The platform, which is highly popular with teenagers, highlighted that it has introduced several measures to protect its active teenager users, including limiting features such as private messaging and live streaming to users aged 16 and over.

Users under the age of 16 will also have their accounts automatically set to private.

“In order to continue strengthening our approach to keeping TikTok a place for people 13 and over, we aim to explore new technologies to help with the industry-wide challenge of age assurance,” Cormac Keenan, head of trust and safety at TikTok, said in a company blog post.

Keenan also added that this program strengthens TikTok’s overall security maturity by encouraging global security researchers to identify and responsibly disclose bugs to their teams so “we can resolve them before attackers exploit them.”
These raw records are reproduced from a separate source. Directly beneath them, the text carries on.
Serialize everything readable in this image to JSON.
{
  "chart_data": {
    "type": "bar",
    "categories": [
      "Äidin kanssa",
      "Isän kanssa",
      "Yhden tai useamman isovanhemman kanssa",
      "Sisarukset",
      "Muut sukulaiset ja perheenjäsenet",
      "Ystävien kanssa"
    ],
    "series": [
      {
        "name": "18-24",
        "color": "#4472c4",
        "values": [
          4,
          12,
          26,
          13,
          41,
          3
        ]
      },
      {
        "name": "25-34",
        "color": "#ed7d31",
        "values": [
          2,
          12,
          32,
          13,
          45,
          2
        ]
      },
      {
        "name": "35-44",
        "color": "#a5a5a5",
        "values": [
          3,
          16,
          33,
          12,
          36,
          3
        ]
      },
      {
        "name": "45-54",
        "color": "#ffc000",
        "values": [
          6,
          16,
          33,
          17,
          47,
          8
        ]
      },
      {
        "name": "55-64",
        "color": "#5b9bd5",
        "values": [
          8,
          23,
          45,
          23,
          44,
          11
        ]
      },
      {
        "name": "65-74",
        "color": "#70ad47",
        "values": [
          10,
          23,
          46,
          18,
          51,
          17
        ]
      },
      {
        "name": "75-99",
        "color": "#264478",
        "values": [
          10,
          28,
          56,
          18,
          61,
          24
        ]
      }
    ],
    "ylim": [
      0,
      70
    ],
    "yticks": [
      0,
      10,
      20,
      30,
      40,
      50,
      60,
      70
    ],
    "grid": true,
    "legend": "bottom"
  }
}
Technology companies from all walks of life face a common conundrum, on one hand they need to keep attracting teenagers – considered as fresh users – while making sure that they are not too young.

“One of the challenges TikTok faces, that isn’t different to other social networks, is verifying the age of users,” Chris Stokel-Walker, author of TikTok Boom, was quoted as saying. “For decades, it’s been possible to by-pass age verification checks simply by saying you’re older than you are and inserting a fake date of birth,” he added.

Despite these measure, Big Tech companies are taking measures to bolster online child safety. Critics said that parents should remember that even a “child friendly” speaker will also be collecting data on their children.

Privacy experts and advocates advise parents to think twice before purchasing any technological device for their children. As it’s the case with TikTok as it can detect underage users accessing its platform with fake birth dates and take their accounts down, without explaining how such information was collected.

Previously, both Amazon and TikTok were sued over online child protection cases.

 In 2019,  TikTok was given a record $5.7 million fine by the Federal Trade Commission (FTC), for mishandling children’s data. Similarly, Amazon faced a similar fate over Alexa’s child recordings in U.S. in the same year.